1
votes

I have parquet files in S3 created using different sources. They have the same schema. 1 is created using Athena CTAS. Another is created using AWS Glue/Spark.

The files created by Glue looks like:

enter image description here

Athena CTAS ones looks like:

enter image description here

I tried copying the files that are in missing partitions into another folder then use a Glue crawler and Glue can detect that. But it cannot seem to detect these partitions when everything is put together. Why is that? Do I need to process all the data using 1 method for this to work?

2
Do Athena and the Glue/Spark job write files to the same partition location?ya2410

2 Answers

2
votes

If you have added data to a new partition Glue should detect it if the schema matches.

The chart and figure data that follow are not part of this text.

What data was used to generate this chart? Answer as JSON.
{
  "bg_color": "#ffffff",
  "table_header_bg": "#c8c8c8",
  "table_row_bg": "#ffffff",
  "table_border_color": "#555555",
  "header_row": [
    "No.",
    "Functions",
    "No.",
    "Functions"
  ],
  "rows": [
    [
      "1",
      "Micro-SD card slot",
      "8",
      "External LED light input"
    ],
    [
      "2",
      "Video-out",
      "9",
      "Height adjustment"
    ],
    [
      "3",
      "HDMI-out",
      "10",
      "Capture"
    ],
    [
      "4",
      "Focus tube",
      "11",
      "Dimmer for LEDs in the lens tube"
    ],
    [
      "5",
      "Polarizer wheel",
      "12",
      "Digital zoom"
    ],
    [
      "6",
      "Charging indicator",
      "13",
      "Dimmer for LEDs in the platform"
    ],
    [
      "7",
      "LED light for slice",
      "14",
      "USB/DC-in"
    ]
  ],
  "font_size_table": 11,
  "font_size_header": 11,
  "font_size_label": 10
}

You could try doing it manually with Athena and see if that works. Hopefully it will at least give you a helpful error.

ALTER TABLE orders ADD
  PARTITION (dt = '2016-05-14', country = 'IN') LOCATION 's3://mystorage/path/to/INDIA_14_May_2016'
  PARTITION (dt = '2016-05-15', country = 'IN') LOCATION 's3://mystorage/path/to/INDIA_15_May_2016';

source: https://docs.aws.amazon.com/athena/latest/ug/alter-table-add-partition.html

You could also try loading and printing the schema for both partitions and see if something is off?

Without more specifics, Ex. examples of how you are actually partitioning, I don't think I can help much more.

You should try to come up with a more reproducible example.

1
votes

Ok, I found the issue. 2 main issues

  • Athena output bigint while spark output int
  • Some columns have different case like: countryname vs countryName

One useful tip is to either printSchema of each partition and compare using diff. Or check AWS Glue Data Catalog table partition and see the difference in partitions there.